En cabinet d’ostéopathie, il est fréquent de recevoir des patients souffrant de reflux alors qu’ils ont déjà consulté leur médecin traitant et qu’ils bénéficient déjà de médicaments pour leurs reflux. Il existe parfois des causes mécaniques qui peuvent favoriser ces remontées acides. En cas de tensions sur le diaphragme, en cas de congestion hépatique, toutes ces tensions peuvent se répercuter sur l’estomac et favoriser la remontée du contenu gastrique vers l’oesophage, ce qui pourra alors créer des brûlures derrière le sternum et/ou au niveau de la gorge …

Les reflux concernent aussi bien les hommes que les femmes, aussi bien les bébés que les personnes plus âgées. Il peut être intéressant d’avoir l’avis d’un ostéopathe concernant vos reflux. La séance d’ostéopathie aura pour but de vérifier si des tensions mécaniques peuvent favoriser ces reflux.
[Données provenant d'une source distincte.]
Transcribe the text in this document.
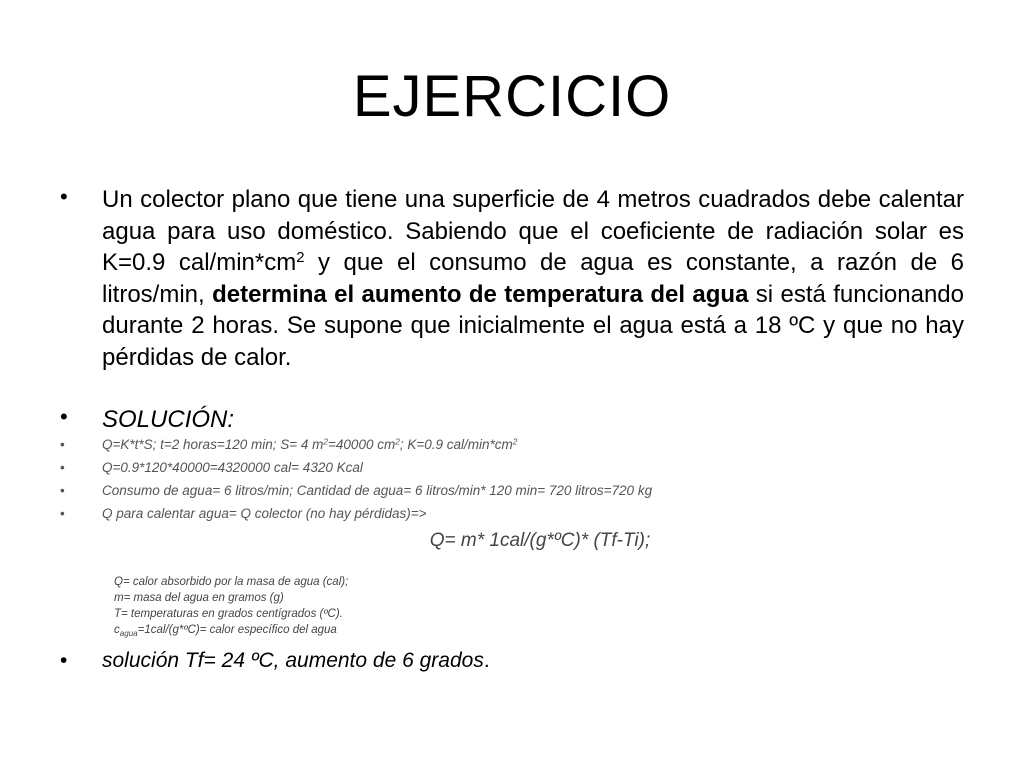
EJERCICIO
•	Un colector plano que tiene una superficie de 4 metros cuadrados debe calentar agua para uso doméstico. Sabiendo que el coeficiente de radiación solar es K=0.9 cal/$\min*cm^2$ y que el consumo de agua es constante, a razón de 6 litros/min, determina el aumento de temperatura del agua si está funcionando durante 2 horas. Se supone que inicialmente el agua está a 18 ºC y que no hay pérdidas de calor.
•	SOLUCIÓN:
•	Q=K*t*S; t=2 horas=120 min; S= 4 $m^2=40000$ $cm^2$; K=0.9 cal/$\min*cm^2$
•	Q=0.9*120*40000=4320000 cal= 4320 Kcal
•	Consumo de agua= 6 litros/min; Cantidad de agua= 6 litros/min* 120 min= 720 litros=720 kg
•	Q para calentar agua= Q colector (no hay pérdidas)=>
Q= m* 1cal/(g*ºC)* (Tf-Ti);
Q= calor absorbido por la masa de agua (cal);
m= masa del agua en gramos (g)
T= temperaturas en grados centígrados (ºC).
$c_{agua}=1cal/(g*ºC)=$ calor específico del agua
•	solución Tf= 24 ºC, aumento de 6 grados.
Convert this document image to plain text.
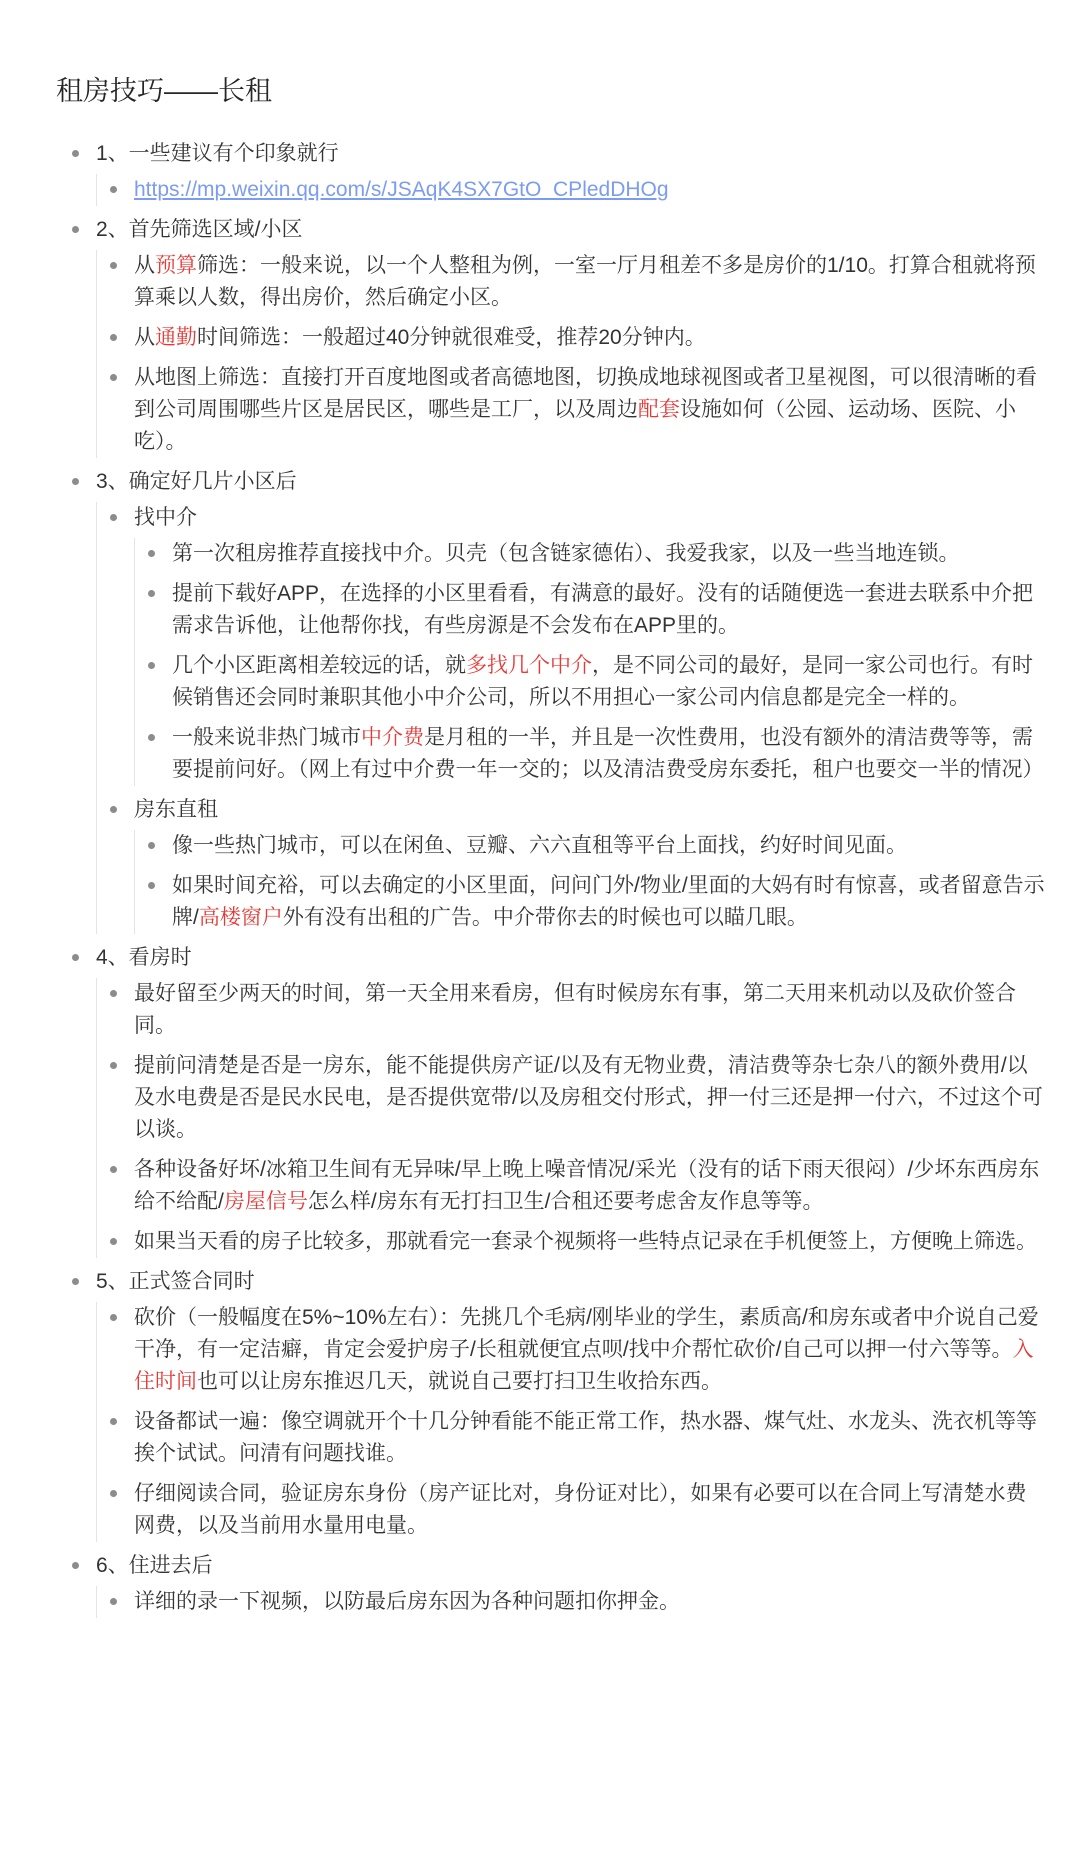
租房技巧——长租
1、一些建议有个印象就行
https://mp.weixin.qq.com/s/JSAqK4SX7GtO_CPledDHOg
2、首先筛选区域/小区
从预算筛选：一般来说，以一个人整租为例，一室一厅月租差不多是房价的1/10。打算合租就将预算乘以人数，得出房价，然后确定小区。
从通勤时间筛选：一般超过40分钟就很难受，推荐20分钟内。
从地图上筛选：直接打开百度地图或者高德地图，切换成地球视图或者卫星视图，可以很清晰的看到公司周围哪些片区是居民区，哪些是工厂，以及周边配套设施如何（公园、运动场、医院、小吃）。
3、确定好几片小区后
找中介
第一次租房推荐直接找中介。贝壳（包含链家德佑）、我爱我家，以及一些当地连锁。
提前下载好APP，在选择的小区里看看，有满意的最好。没有的话随便选一套进去联系中介把需求告诉他，让他帮你找，有些房源是不会发布在APP里的。
几个小区距离相差较远的话，就多找几个中介，是不同公司的最好，是同一家公司也行。有时候销售还会同时兼职其他小中介公司，所以不用担心一家公司内信息都是完全一样的。
一般来说非热门城市中介费是月租的一半，并且是一次性费用，也没有额外的清洁费等等，需要提前问好。（网上有过中介费一年一交的；以及清洁费受房东委托，租户也要交一半的情况）
房东直租
像一些热门城市，可以在闲鱼、豆瓣、六六直租等平台上面找，约好时间见面。
如果时间充裕，可以去确定的小区里面，问问门外/物业/里面的大妈有时有惊喜，或者留意告示牌/高楼窗户外有没有出租的广告。中介带你去的时候也可以瞄几眼。
4、看房时
最好留至少两天的时间，第一天全用来看房，但有时候房东有事，第二天用来机动以及砍价签合同。
提前问清楚是否是一房东，能不能提供房产证/以及有无物业费，清洁费等杂七杂八的额外费用/以及水电费是否是民水民电，是否提供宽带/以及房租交付形式，押一付三还是押一付六，不过这个可以谈。
各种设备好坏/冰箱卫生间有无异味/早上晚上噪音情况/采光（没有的话下雨天很闷）/少坏东西房东给不给配/房屋信号怎么样/房东有无打扫卫生/合租还要考虑舍友作息等等。
如果当天看的房子比较多，那就看完一套录个视频将一些特点记录在手机便签上，方便晚上筛选。
5、正式签合同时
砍价（一般幅度在5%~10%左右）：先挑几个毛病/刚毕业的学生，素质高/和房东或者中介说自己爱干净，有一定洁癖，肯定会爱护房子/长租就便宜点呗/找中介帮忙砍价/自己可以押一付六等等。入住时间也可以让房东推迟几天，就说自己要打扫卫生收拾东西。
设备都试一遍：像空调就开个十几分钟看能不能正常工作，热水器、煤气灶、水龙头、洗衣机等等挨个试试。问清有问题找谁。
仔细阅读合同，验证房东身份（房产证比对，身份证对比），如果有必要可以在合同上写清楚水费网费，以及当前用水量用电量。
6、住进去后
详细的录一下视频，以防最后房东因为各种问题扣你押金。
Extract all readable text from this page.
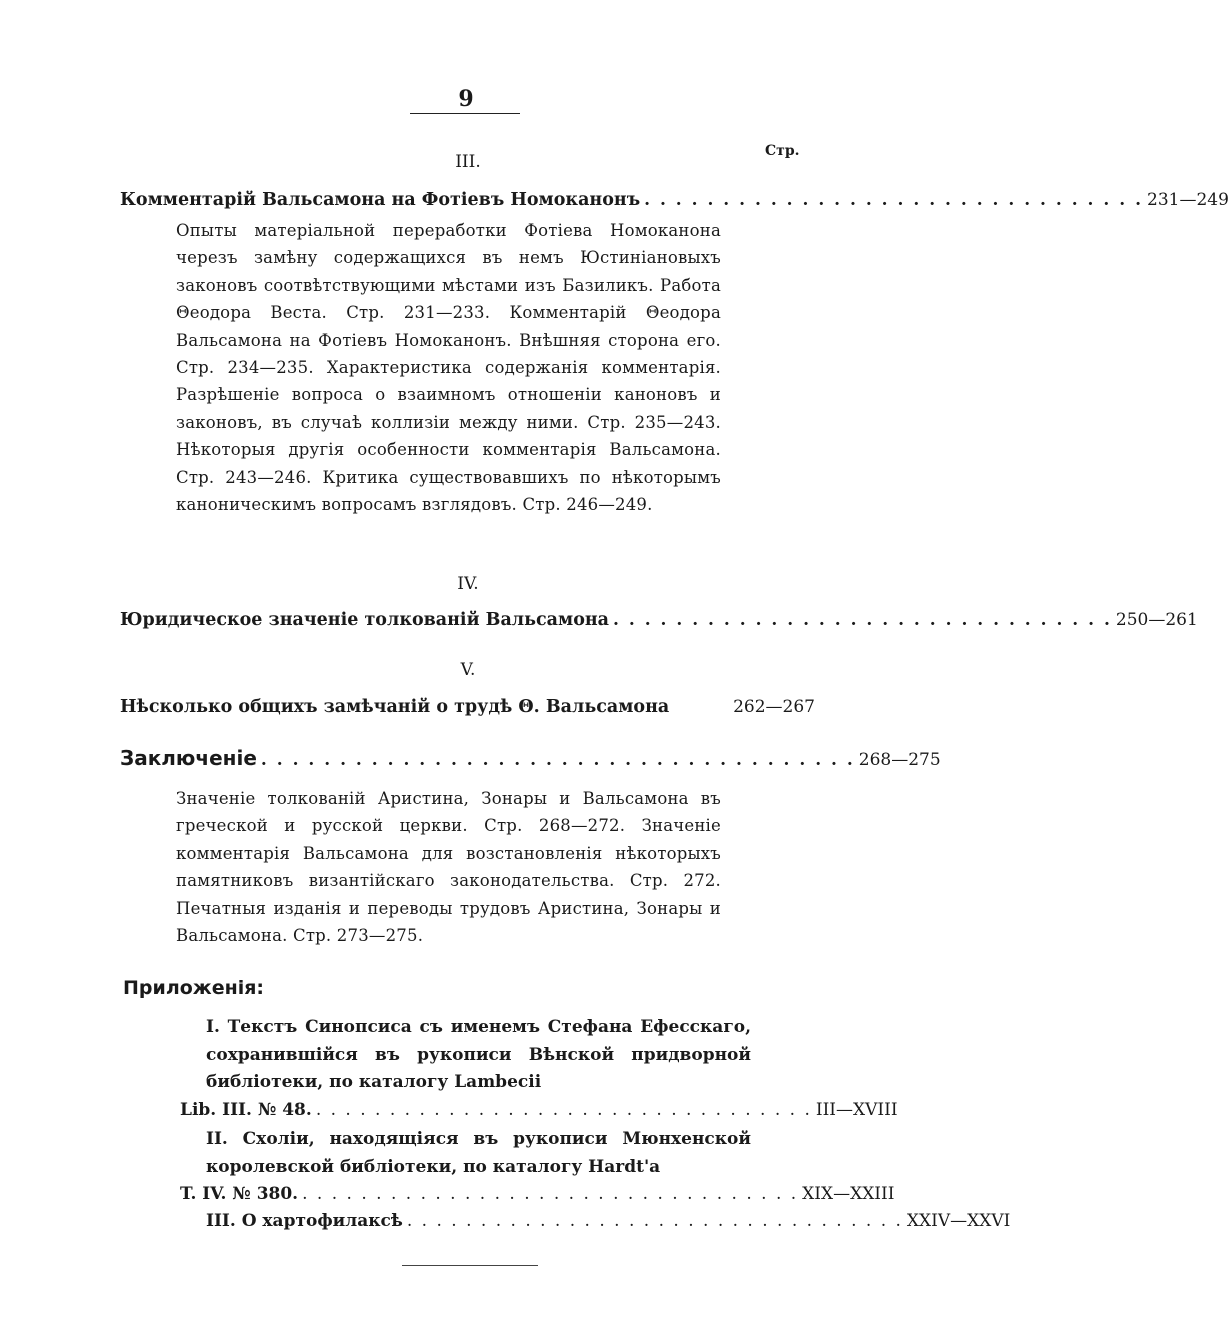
9
Стр.
III.
Комментарiй Вальсамона на Фотiевъ Номоканонъ . . . . . . . . . . . . . . . . . . . . . . . . . . . . . . . . 231—249
Опыты матерiальной переработки Фотiева Номоканона черезъ замѣну содержащихся въ немъ Юстинiановыхъ законовъ соотвѣтствующими мѣстами изъ Базиликъ. Работа Θеодора Веста. Стр. 231—233. Комментарiй Θеодора Вальсамона на Фотiевъ Номоканонъ. Внѣшняя сторона его. Стр. 234—235. Характеристика содержанiя комментарiя. Разрѣшенiе вопроса о взаимномъ отношенiи каноновъ и законовъ, въ случаѣ коллизiи между ними. Стр. 235—243. Нѣкоторыя другiя особенности комментарiя Вальсамона. Стр. 243—246. Критика существовавшихъ по нѣкоторымъ каноническимъ вопросамъ взглядовъ. Стр. 246—249.
IV.
Юридическое значенiе толкованiй Вальсамона . . . . . . . . . . . . . . . . . . . . . . . . . . . . . . . . 250—261
V.
Нѣсколько общихъ замѣчанiй о трудѣ Θ. Вальсамона	262—267
Заключенiе . . . . . . . . . . . . . . . . . . . . . . . . . . . . . . . . . . . . . . 268—275
Значенiе толкованiй Аристина, Зонары и Вальсамона въ греческой и русской церкви. Стр. 268—272. Значенiе комментарiя Вальсамона для возстановленiя нѣкоторыхъ памятниковъ византiйскаго законодательства. Стр. 272. Печатныя изданiя и переводы трудовъ Аристина, Зонары и Вальсамона. Стр. 273—275.
Приложенiя:
I. Текстъ Синопсиса съ именемъ Стефана Ефесскаго, сохранившiйся въ рукописи Вѣнской придворной библiотеки, по каталогу Lambecii
Lib. III. № 48. . . . . . . . . . . . . . . . . . . . . . . . . . . . . . . . . . . III—XVIII
II. Схолiи, находящiяся въ рукописи Мюнхенской королевской библiотеки, по каталогу Hardt'a
T. IV. № 380. . . . . . . . . . . . . . . . . . . . . . . . . . . . . . . . . . . XIX—XXIII
III. О хартофилаксѣ . . . . . . . . . . . . . . . . . . . . . . . . . . . . . . . . . . XXIV—XXVI
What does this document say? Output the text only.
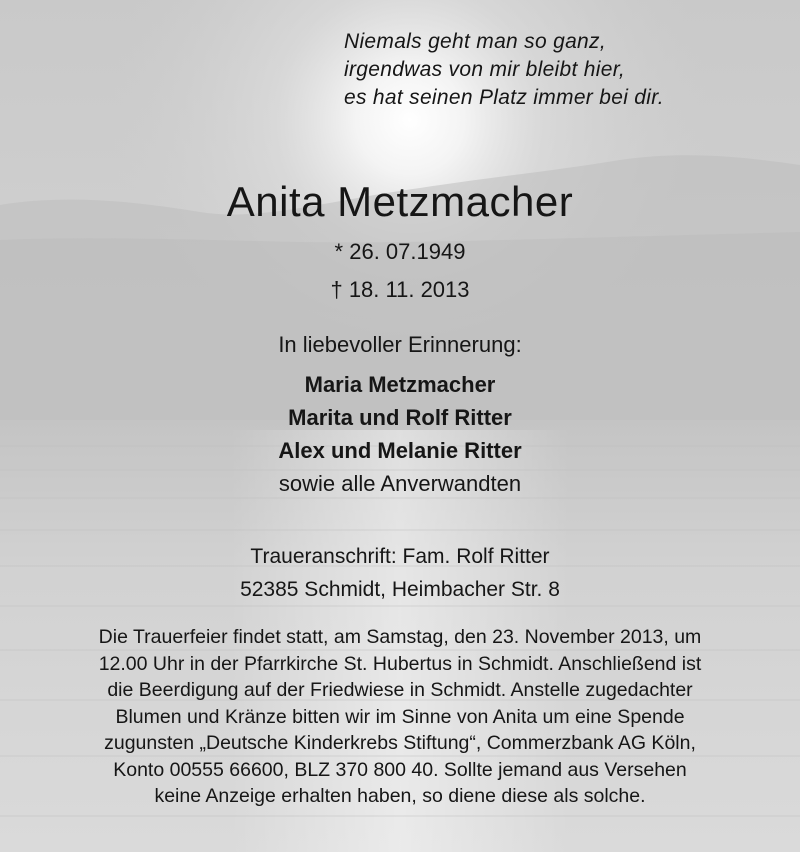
Niemals geht man so ganz,
irgendwas von mir bleibt hier,
es hat seinen Platz immer bei dir.
Anita Metzmacher
* 26. 07.1949
† 18. 11. 2013
In liebevoller Erinnerung:
Maria Metzmacher
Marita und Rolf Ritter
Alex und Melanie Ritter
sowie alle Anverwandten
Traueranschrift: Fam. Rolf Ritter
52385 Schmidt, Heimbacher Str. 8
Die Trauerfeier findet statt, am Samstag, den 23. November 2013, um
12.00 Uhr in der Pfarrkirche St. Hubertus in Schmidt. Anschließend ist
die Beerdigung auf der Friedwiese in Schmidt. Anstelle zugedachter
Blumen und Kränze bitten wir im Sinne von Anita um eine Spende
zugunsten „Deutsche Kinderkrebs Stiftung“, Commerzbank AG Köln,
Konto 00555 66600, BLZ 370 800 40. Sollte jemand aus Versehen
keine Anzeige erhalten haben, so diene diese als solche.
Attention, les reflux ne sont pas toujours symptomatiques ! C’est à dire qu’ils ne provoquent pas toujours de remontées acides ou de douleurs. Ils se traduisent parfois uniquement par des pharyngites à répétition, une extinction de voix et/ou une toux sèche d’irritation durant la position allongée.

Concernant les reflux du nourrisson, ils sont physiologiques et normaux jusqu’à un certain âge, le tube digestif étant encore en plein développement chez votre enfant. En cas de question, vous pouvez demander l’avis d’un pédiatre, de votre médecin et éventuellement consulter un ostéopathe après l’avis favorable du médecin.